Sajeeb Wazed, a consultant based in the Washington area, told The Washington Times his mother is being confined in an apartment where “she is not allowed access to telephones or any other means of communication.”
He said his mother’s attorneys told him that all judges, including those on the Supreme Court, “are now either handpicked or threatened and intimidated into issuing predetermined rulings.”
A spokesman for the Bangladeshi Embassy in Washington, Sheikh Mohammed Belal, refuted Mr. Wazed’s charges. “This is a legal, criminal issue,” he said. “She faces definite charges of extortion, and will be tried in an open, transparent court.”
Mrs. Hasina is the daughter of Sheikh Mujibur Rahman, Bangladesh’s first prime minister who led the nation to independence from Pakistan in 1971.

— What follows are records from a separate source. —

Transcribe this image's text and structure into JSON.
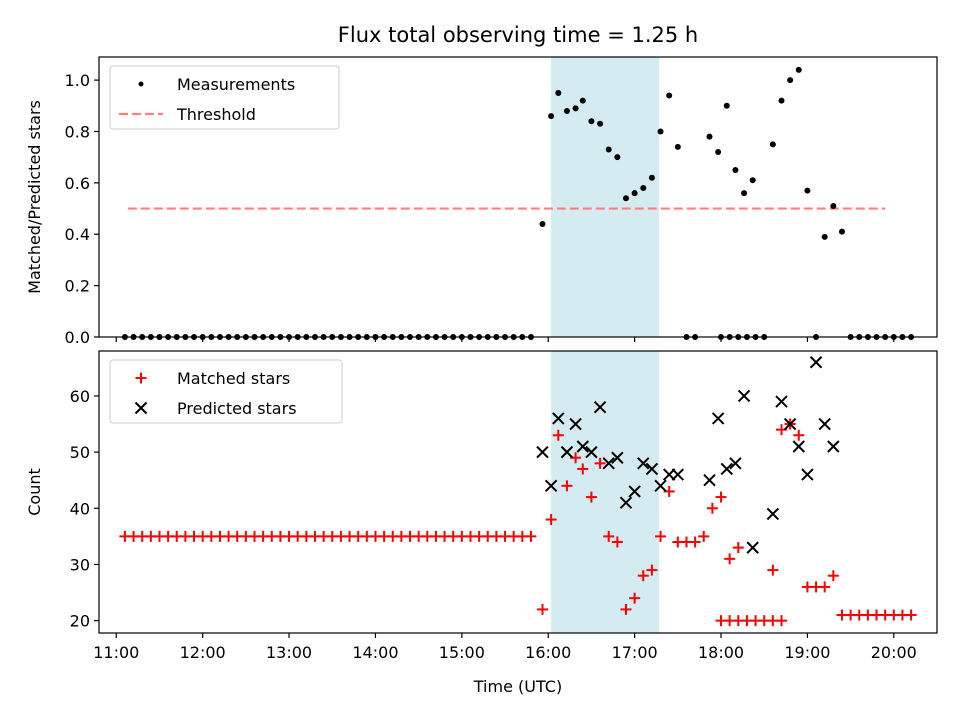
{
  "figure": {
    "title": "Flux total observing time = 1.25 h"
  },
  "colors": {
    "shade": "#d4ebf1",
    "threshold": "#ff7f7f",
    "matched": "#ff0000",
    "predicted": "#000000",
    "measurement": "#000000"
  },
  "chart_data": [
    {
      "type": "scatter",
      "ylabel": "Matched/Predicted stars",
      "xlabel": "",
      "xlim": [
        "10:48",
        "20:30"
      ],
      "ylim": [
        0,
        1.09
      ],
      "yticks": [
        "0.0",
        "0.2",
        "0.4",
        "0.6",
        "0.8",
        "1.0"
      ],
      "legend": {
        "placement": "top-left",
        "entries": [
          "Measurements",
          "Threshold"
        ]
      },
      "shaded_interval": [
        "16:02",
        "17:17"
      ],
      "threshold": {
        "name": "Threshold",
        "y": 0.5,
        "x": [
          "11:08",
          "19:54"
        ]
      },
      "series": [
        {
          "name": "Measurements",
          "points": [
            [
              "11:06",
              0
            ],
            [
              "11:12",
              0
            ],
            [
              "11:18",
              0
            ],
            [
              "11:24",
              0
            ],
            [
              "11:30",
              0
            ],
            [
              "11:36",
              0
            ],
            [
              "11:42",
              0
            ],
            [
              "11:48",
              0
            ],
            [
              "11:54",
              0
            ],
            [
              "12:00",
              0
            ],
            [
              "12:06",
              0
            ],
            [
              "12:12",
              0
            ],
            [
              "12:18",
              0
            ],
            [
              "12:24",
              0
            ],
            [
              "12:30",
              0
            ],
            [
              "12:36",
              0
            ],
            [
              "12:42",
              0
            ],
            [
              "12:48",
              0
            ],
            [
              "12:54",
              0
            ],
            [
              "13:00",
              0
            ],
            [
              "13:06",
              0
            ],
            [
              "13:12",
              0
            ],
            [
              "13:18",
              0
            ],
            [
              "13:24",
              0
            ],
            [
              "13:30",
              0
            ],
            [
              "13:36",
              0
            ],
            [
              "13:42",
              0
            ],
            [
              "13:48",
              0
            ],
            [
              "13:54",
              0
            ],
            [
              "14:00",
              0
            ],
            [
              "14:06",
              0
            ],
            [
              "14:12",
              0
            ],
            [
              "14:18",
              0
            ],
            [
              "14:24",
              0
            ],
            [
              "14:30",
              0
            ],
            [
              "14:36",
              0
            ],
            [
              "14:42",
              0
            ],
            [
              "14:48",
              0
            ],
            [
              "14:54",
              0
            ],
            [
              "15:00",
              0
            ],
            [
              "15:06",
              0
            ],
            [
              "15:12",
              0
            ],
            [
              "15:18",
              0
            ],
            [
              "15:24",
              0
            ],
            [
              "15:30",
              0
            ],
            [
              "15:36",
              0
            ],
            [
              "15:42",
              0
            ],
            [
              "15:48",
              0
            ],
            [
              "15:56",
              0.44
            ],
            [
              "16:02",
              0.86
            ],
            [
              "16:07",
              0.95
            ],
            [
              "16:13",
              0.88
            ],
            [
              "16:19",
              0.89
            ],
            [
              "16:24",
              0.92
            ],
            [
              "16:30",
              0.84
            ],
            [
              "16:36",
              0.83
            ],
            [
              "16:42",
              0.73
            ],
            [
              "16:48",
              0.7
            ],
            [
              "16:54",
              0.54
            ],
            [
              "17:00",
              0.56
            ],
            [
              "17:06",
              0.58
            ],
            [
              "17:12",
              0.62
            ],
            [
              "17:18",
              0.8
            ],
            [
              "17:24",
              0.94
            ],
            [
              "17:30",
              0.74
            ],
            [
              "17:36",
              0
            ],
            [
              "17:42",
              0
            ],
            [
              "17:52",
              0.78
            ],
            [
              "17:58",
              0.72
            ],
            [
              "18:04",
              0.9
            ],
            [
              "18:10",
              0.65
            ],
            [
              "18:16",
              0.56
            ],
            [
              "18:22",
              0.61
            ],
            [
              "18:00",
              0
            ],
            [
              "18:06",
              0
            ],
            [
              "18:12",
              0
            ],
            [
              "18:18",
              0
            ],
            [
              "18:24",
              0
            ],
            [
              "18:30",
              0
            ],
            [
              "18:36",
              0.75
            ],
            [
              "18:42",
              0.92
            ],
            [
              "18:48",
              1.0
            ],
            [
              "18:54",
              1.04
            ],
            [
              "19:00",
              0.57
            ],
            [
              "19:06",
              0
            ],
            [
              "19:12",
              0.39
            ],
            [
              "19:18",
              0.51
            ],
            [
              "19:24",
              0.41
            ],
            [
              "19:30",
              0
            ],
            [
              "19:36",
              0
            ],
            [
              "19:42",
              0
            ],
            [
              "19:48",
              0
            ],
            [
              "19:54",
              0
            ],
            [
              "20:00",
              0
            ],
            [
              "20:06",
              0
            ],
            [
              "20:12",
              0
            ]
          ]
        }
      ]
    },
    {
      "type": "scatter",
      "ylabel": "Count",
      "xlabel": "Time (UTC)",
      "xlim": [
        "10:48",
        "20:30"
      ],
      "ylim": [
        17.8,
        68
      ],
      "yticks": [
        "20",
        "30",
        "40",
        "50",
        "60"
      ],
      "xticks": [
        "11:00",
        "12:00",
        "13:00",
        "14:00",
        "15:00",
        "16:00",
        "17:00",
        "18:00",
        "19:00",
        "20:00"
      ],
      "legend": {
        "placement": "top-left",
        "entries": [
          "Matched stars",
          "Predicted stars"
        ]
      },
      "shaded_interval": [
        "16:02",
        "17:17"
      ],
      "series": [
        {
          "name": "Matched stars",
          "points": [
            [
              "11:06",
              35
            ],
            [
              "11:12",
              35
            ],
            [
              "11:18",
              35
            ],
            [
              "11:24",
              35
            ],
            [
              "11:30",
              35
            ],
            [
              "11:36",
              35
            ],
            [
              "11:42",
              35
            ],
            [
              "11:48",
              35
            ],
            [
              "11:54",
              35
            ],
            [
              "12:00",
              35
            ],
            [
              "12:06",
              35
            ],
            [
              "12:12",
              35
            ],
            [
              "12:18",
              35
            ],
            [
              "12:24",
              35
            ],
            [
              "12:30",
              35
            ],
            [
              "12:36",
              35
            ],
            [
              "12:42",
              35
            ],
            [
              "12:48",
              35
            ],
            [
              "12:54",
              35
            ],
            [
              "13:00",
              35
            ],
            [
              "13:06",
              35
            ],
            [
              "13:12",
              35
            ],
            [
              "13:18",
              35
            ],
            [
              "13:24",
              35
            ],
            [
              "13:30",
              35
            ],
            [
              "13:36",
              35
            ],
            [
              "13:42",
              35
            ],
            [
              "13:48",
              35
            ],
            [
              "13:54",
              35
            ],
            [
              "14:00",
              35
            ],
            [
              "14:06",
              35
            ],
            [
              "14:12",
              35
            ],
            [
              "14:18",
              35
            ],
            [
              "14:24",
              35
            ],
            [
              "14:30",
              35
            ],
            [
              "14:36",
              35
            ],
            [
              "14:42",
              35
            ],
            [
              "14:48",
              35
            ],
            [
              "14:54",
              35
            ],
            [
              "15:00",
              35
            ],
            [
              "15:06",
              35
            ],
            [
              "15:12",
              35
            ],
            [
              "15:18",
              35
            ],
            [
              "15:24",
              35
            ],
            [
              "15:30",
              35
            ],
            [
              "15:36",
              35
            ],
            [
              "15:42",
              35
            ],
            [
              "15:48",
              35
            ],
            [
              "15:56",
              22
            ],
            [
              "16:02",
              38
            ],
            [
              "16:07",
              53
            ],
            [
              "16:13",
              44
            ],
            [
              "16:19",
              49
            ],
            [
              "16:24",
              47
            ],
            [
              "16:30",
              42
            ],
            [
              "16:36",
              48
            ],
            [
              "16:42",
              35
            ],
            [
              "16:48",
              34
            ],
            [
              "16:54",
              22
            ],
            [
              "17:00",
              24
            ],
            [
              "17:06",
              28
            ],
            [
              "17:12",
              29
            ],
            [
              "17:18",
              35
            ],
            [
              "17:24",
              43
            ],
            [
              "17:30",
              34
            ],
            [
              "17:36",
              34
            ],
            [
              "17:42",
              34
            ],
            [
              "17:48",
              35
            ],
            [
              "17:54",
              40
            ],
            [
              "18:00",
              42
            ],
            [
              "18:06",
              31
            ],
            [
              "18:12",
              33
            ],
            [
              "18:00",
              20
            ],
            [
              "18:06",
              20
            ],
            [
              "18:12",
              20
            ],
            [
              "18:18",
              20
            ],
            [
              "18:24",
              20
            ],
            [
              "18:30",
              20
            ],
            [
              "18:36",
              20
            ],
            [
              "18:42",
              20
            ],
            [
              "18:36",
              29
            ],
            [
              "18:42",
              54
            ],
            [
              "18:48",
              55
            ],
            [
              "18:54",
              53
            ],
            [
              "19:00",
              26
            ],
            [
              "19:06",
              26
            ],
            [
              "19:12",
              26
            ],
            [
              "19:18",
              28
            ],
            [
              "19:24",
              21
            ],
            [
              "19:30",
              21
            ],
            [
              "19:36",
              21
            ],
            [
              "19:42",
              21
            ],
            [
              "19:48",
              21
            ],
            [
              "19:54",
              21
            ],
            [
              "20:00",
              21
            ],
            [
              "20:06",
              21
            ],
            [
              "20:12",
              21
            ]
          ]
        },
        {
          "name": "Predicted stars",
          "points": [
            [
              "15:56",
              50
            ],
            [
              "16:02",
              44
            ],
            [
              "16:07",
              56
            ],
            [
              "16:13",
              50
            ],
            [
              "16:19",
              55
            ],
            [
              "16:24",
              51
            ],
            [
              "16:30",
              50
            ],
            [
              "16:36",
              58
            ],
            [
              "16:42",
              48
            ],
            [
              "16:48",
              49
            ],
            [
              "16:54",
              41
            ],
            [
              "17:00",
              43
            ],
            [
              "17:06",
              48
            ],
            [
              "17:12",
              47
            ],
            [
              "17:18",
              44
            ],
            [
              "17:24",
              46
            ],
            [
              "17:30",
              46
            ],
            [
              "17:52",
              45
            ],
            [
              "17:58",
              56
            ],
            [
              "18:04",
              47
            ],
            [
              "18:10",
              48
            ],
            [
              "18:16",
              60
            ],
            [
              "18:22",
              33
            ],
            [
              "18:36",
              39
            ],
            [
              "18:42",
              59
            ],
            [
              "18:48",
              55
            ],
            [
              "18:54",
              51
            ],
            [
              "19:00",
              46
            ],
            [
              "19:06",
              66
            ],
            [
              "19:12",
              55
            ],
            [
              "19:18",
              51
            ]
          ]
        }
      ]
    }
  ]
}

A source close to Mrs. Hasina said from Dhaka that the government decided to try her under the “Emergency Power Rules 2007,” thereby depriving her of the due process of law, a fair trial and justice.
Mrs. Hasina’s counsel, Abdul Matin Khasru, told reporters in Dhaka on Friday that the former leader “has expressed her apprehension that she may not get justice … she also fears that an in-camera trial might be arranged.”
In London, some British Parliament members sent a letter to the Times newspaper last week, calling on Bangladeshi authorities to release Mrs. Hasina on bail so that she can prepare her defense.
The military-backed government has not spared top politicians in its anti-corruption crusade.
Mrs. Hasina’s bitter rival, Bangladesh Nationalist Party leader and former Prime Minister Begum Khaleda Zia, also faces criminal charges and is ordered to appear before a court by Aug. 26 on tax-evasion accusations.